Harald Hess lecture - “Large Volume 3D Imaging by FIBSEM and Cryo Fluorescence for Cell Biology and Neural"

3D Electron microscopy volume data can be acquired by a variety of approaches. Focused Ion beam – scanning electron microscopy, FIBSEM, offers no limitation on section thickness, so that isotropic voxels with 8 nm or less sampling in x,y,z dimensions can be acquired. The FIBSEM, which is normally limited to a couple days of continuous operation, was refined to enable year-long reliable data acquisition needed for the large volumes of neural imaging and the fly brain connectome. Concurrently, this capability opens a new regime where entire cells can be imaged with 4 nm voxel sampling, thereby surpassing partial cell or section limitations to complete cell data. The heavy metal staining for EM contrast gives spatially detailed but generic black and white rendering of protein and membrane defined structures. On the other hand, fluorescence microscopy is highly protein specific, by labeling only a tiny subset (1-3) of the thousands of constituent proteins of the cell. Most 99.9% of the cell remains dark.
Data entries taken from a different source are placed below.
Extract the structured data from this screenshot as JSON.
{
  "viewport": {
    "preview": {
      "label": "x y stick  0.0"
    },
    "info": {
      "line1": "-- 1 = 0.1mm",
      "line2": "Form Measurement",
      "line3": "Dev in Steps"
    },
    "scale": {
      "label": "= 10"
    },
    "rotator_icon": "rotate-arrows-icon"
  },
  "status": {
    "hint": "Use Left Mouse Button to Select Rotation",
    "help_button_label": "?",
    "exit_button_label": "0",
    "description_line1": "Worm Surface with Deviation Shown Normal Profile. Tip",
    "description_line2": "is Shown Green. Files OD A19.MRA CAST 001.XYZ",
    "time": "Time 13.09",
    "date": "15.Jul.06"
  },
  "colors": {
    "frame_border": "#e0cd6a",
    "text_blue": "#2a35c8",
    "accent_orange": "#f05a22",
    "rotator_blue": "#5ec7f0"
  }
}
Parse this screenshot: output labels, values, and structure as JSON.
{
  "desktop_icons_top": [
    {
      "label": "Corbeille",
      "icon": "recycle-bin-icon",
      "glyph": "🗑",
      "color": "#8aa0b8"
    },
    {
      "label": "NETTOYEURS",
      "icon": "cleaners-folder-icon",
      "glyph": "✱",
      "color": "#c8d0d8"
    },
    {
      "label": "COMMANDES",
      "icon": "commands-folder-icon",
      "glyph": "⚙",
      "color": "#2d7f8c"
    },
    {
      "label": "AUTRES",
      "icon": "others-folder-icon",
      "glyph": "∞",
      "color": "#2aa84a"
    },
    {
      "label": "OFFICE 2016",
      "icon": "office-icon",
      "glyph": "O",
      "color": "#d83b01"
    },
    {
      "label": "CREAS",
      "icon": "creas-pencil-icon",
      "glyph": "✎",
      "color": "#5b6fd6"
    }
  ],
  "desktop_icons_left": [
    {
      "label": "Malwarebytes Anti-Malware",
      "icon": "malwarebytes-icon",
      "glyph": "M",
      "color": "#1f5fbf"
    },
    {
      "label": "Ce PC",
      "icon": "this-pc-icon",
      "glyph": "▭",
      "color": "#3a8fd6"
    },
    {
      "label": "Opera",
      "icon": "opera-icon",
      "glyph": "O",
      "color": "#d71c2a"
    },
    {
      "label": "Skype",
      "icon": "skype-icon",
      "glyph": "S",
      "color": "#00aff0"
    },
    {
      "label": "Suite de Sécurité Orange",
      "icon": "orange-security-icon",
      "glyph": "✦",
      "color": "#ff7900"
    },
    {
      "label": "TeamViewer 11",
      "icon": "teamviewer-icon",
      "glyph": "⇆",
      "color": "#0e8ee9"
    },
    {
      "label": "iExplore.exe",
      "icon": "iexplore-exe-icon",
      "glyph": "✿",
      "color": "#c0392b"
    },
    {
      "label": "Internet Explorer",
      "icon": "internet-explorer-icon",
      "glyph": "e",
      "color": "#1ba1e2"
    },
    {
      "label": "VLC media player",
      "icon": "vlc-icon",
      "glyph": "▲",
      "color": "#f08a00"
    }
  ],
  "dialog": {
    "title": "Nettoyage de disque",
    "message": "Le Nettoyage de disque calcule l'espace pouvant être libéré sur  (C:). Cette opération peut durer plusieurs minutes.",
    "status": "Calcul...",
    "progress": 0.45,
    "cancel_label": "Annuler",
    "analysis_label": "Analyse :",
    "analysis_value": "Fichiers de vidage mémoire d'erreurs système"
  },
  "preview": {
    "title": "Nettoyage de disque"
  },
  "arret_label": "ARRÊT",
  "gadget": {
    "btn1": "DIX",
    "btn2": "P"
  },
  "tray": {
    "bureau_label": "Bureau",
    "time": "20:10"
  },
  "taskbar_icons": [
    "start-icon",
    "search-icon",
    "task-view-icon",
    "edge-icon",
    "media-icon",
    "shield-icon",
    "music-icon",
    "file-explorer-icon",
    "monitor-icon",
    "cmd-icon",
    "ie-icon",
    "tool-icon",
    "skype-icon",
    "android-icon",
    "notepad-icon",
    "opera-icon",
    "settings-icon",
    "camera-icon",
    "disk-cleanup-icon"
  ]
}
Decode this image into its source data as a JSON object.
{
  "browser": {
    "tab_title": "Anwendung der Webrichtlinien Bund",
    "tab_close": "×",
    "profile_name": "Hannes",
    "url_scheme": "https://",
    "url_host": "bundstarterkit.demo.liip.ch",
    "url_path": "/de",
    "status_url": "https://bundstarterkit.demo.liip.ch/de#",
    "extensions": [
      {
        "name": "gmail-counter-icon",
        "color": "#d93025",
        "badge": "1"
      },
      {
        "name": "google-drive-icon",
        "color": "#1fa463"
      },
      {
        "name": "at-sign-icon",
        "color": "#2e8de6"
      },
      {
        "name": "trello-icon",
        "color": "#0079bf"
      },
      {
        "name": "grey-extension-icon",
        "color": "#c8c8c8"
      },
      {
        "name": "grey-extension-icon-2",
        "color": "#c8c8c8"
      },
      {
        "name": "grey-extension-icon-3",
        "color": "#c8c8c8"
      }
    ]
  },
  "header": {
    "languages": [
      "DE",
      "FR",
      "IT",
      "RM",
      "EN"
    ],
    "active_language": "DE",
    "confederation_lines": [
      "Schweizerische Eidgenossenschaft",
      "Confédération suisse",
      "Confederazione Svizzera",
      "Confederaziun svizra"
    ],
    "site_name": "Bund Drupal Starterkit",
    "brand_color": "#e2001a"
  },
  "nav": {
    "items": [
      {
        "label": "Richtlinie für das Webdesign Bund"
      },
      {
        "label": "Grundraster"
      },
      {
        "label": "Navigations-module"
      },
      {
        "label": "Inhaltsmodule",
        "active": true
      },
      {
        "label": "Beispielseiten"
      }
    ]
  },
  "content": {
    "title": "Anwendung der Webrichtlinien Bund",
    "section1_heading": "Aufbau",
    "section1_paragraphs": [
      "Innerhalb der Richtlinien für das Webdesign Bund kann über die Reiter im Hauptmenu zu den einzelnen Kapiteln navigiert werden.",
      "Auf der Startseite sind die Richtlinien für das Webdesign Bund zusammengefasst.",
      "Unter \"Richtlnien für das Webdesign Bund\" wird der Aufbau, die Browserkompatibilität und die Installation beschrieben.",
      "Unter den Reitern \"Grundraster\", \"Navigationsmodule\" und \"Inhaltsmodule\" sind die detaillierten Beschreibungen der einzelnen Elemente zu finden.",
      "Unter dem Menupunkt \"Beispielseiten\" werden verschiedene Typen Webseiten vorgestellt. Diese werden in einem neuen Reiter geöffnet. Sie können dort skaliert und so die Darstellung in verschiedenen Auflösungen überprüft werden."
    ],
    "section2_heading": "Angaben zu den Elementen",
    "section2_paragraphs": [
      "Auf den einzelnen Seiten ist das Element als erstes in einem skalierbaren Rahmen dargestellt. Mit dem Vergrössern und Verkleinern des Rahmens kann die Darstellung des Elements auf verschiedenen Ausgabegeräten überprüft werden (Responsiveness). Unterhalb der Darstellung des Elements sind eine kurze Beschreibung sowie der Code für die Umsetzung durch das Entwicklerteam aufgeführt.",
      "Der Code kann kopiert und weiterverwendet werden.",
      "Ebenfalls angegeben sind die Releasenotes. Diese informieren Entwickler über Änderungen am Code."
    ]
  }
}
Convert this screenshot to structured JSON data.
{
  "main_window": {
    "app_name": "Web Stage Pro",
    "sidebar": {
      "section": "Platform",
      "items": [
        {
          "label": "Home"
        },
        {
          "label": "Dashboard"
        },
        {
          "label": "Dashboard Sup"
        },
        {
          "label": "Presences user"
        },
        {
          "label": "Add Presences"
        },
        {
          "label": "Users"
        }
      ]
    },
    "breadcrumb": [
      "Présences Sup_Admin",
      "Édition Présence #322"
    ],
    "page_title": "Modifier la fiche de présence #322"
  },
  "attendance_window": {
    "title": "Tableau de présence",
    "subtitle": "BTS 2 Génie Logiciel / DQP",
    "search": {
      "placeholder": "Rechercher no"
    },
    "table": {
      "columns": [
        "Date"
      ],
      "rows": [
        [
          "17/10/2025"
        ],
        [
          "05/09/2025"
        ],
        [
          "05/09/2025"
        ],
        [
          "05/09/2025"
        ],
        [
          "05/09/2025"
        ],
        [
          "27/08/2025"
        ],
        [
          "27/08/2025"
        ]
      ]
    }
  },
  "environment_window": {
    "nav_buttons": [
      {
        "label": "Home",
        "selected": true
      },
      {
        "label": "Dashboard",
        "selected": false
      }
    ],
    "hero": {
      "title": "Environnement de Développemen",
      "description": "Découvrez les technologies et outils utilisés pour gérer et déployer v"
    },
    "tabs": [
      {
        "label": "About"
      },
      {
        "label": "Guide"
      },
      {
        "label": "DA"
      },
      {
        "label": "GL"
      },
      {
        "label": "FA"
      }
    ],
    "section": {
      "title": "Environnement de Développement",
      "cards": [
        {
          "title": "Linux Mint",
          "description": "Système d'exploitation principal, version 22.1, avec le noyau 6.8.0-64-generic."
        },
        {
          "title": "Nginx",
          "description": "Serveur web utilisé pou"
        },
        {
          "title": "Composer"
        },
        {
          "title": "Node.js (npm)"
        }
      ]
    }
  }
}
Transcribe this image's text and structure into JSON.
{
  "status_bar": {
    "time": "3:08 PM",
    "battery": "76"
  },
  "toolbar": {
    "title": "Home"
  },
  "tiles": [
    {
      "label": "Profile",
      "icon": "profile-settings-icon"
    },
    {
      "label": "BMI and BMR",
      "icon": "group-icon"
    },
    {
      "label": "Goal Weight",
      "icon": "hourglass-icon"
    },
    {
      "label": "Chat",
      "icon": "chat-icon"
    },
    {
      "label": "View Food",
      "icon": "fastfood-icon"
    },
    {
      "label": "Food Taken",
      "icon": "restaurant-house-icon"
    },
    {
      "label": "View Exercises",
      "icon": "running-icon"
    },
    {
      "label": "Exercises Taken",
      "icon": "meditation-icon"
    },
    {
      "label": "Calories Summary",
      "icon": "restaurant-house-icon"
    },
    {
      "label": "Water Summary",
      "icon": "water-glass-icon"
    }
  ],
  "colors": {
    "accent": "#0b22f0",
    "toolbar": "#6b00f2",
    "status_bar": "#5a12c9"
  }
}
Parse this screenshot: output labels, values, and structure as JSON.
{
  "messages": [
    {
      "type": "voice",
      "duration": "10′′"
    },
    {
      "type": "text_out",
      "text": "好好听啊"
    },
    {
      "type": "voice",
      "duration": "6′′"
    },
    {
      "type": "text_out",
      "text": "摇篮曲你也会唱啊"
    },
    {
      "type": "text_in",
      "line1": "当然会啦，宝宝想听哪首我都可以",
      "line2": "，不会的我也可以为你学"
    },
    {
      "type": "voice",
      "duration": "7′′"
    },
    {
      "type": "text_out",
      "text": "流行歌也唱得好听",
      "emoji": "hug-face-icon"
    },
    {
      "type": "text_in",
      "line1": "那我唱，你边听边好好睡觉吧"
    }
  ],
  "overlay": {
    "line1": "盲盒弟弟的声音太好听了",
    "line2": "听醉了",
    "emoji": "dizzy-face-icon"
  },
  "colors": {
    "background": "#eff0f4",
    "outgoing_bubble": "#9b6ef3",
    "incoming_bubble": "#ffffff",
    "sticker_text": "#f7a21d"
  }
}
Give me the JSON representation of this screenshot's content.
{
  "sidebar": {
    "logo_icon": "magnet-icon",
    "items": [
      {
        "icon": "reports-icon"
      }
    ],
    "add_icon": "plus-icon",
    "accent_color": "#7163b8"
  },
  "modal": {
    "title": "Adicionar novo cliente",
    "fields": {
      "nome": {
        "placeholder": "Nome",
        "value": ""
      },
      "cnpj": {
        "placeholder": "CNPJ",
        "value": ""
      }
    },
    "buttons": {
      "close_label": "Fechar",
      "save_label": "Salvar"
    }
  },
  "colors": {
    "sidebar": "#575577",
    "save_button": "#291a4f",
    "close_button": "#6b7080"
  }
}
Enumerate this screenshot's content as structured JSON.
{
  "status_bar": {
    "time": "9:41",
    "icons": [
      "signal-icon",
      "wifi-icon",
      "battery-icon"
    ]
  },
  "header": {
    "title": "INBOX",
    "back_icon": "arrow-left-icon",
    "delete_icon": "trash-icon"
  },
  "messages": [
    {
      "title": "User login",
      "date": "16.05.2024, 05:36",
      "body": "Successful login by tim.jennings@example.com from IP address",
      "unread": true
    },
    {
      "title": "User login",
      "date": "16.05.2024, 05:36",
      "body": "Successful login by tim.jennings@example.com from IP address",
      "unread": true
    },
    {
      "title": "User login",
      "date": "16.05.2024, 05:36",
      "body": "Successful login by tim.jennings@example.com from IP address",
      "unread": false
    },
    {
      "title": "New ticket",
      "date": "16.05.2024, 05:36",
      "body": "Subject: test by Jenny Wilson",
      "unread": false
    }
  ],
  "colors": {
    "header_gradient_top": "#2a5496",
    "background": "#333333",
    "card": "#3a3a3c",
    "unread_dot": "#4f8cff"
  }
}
Correlated cryogenic fluorescence microscopy offers a way to combine both without compromising the quality of either EM or fluorescence image. Fluorescent properties at low temperatures (down to 10K) include new regimes of stable fluorescence with highly reduced bleaching, new blinking regimes, good contrast ratios useable for PALM, nonlinearity to excitation power, and photo-reactivation. Multicolor 3D structured illumination SIM images can be acquired on such samples and 2 color, 3D PALM images offer even higher resolution. Examples of such correlative Cryo SIM/PALM and FIBSEM images will be presented on cultured cells.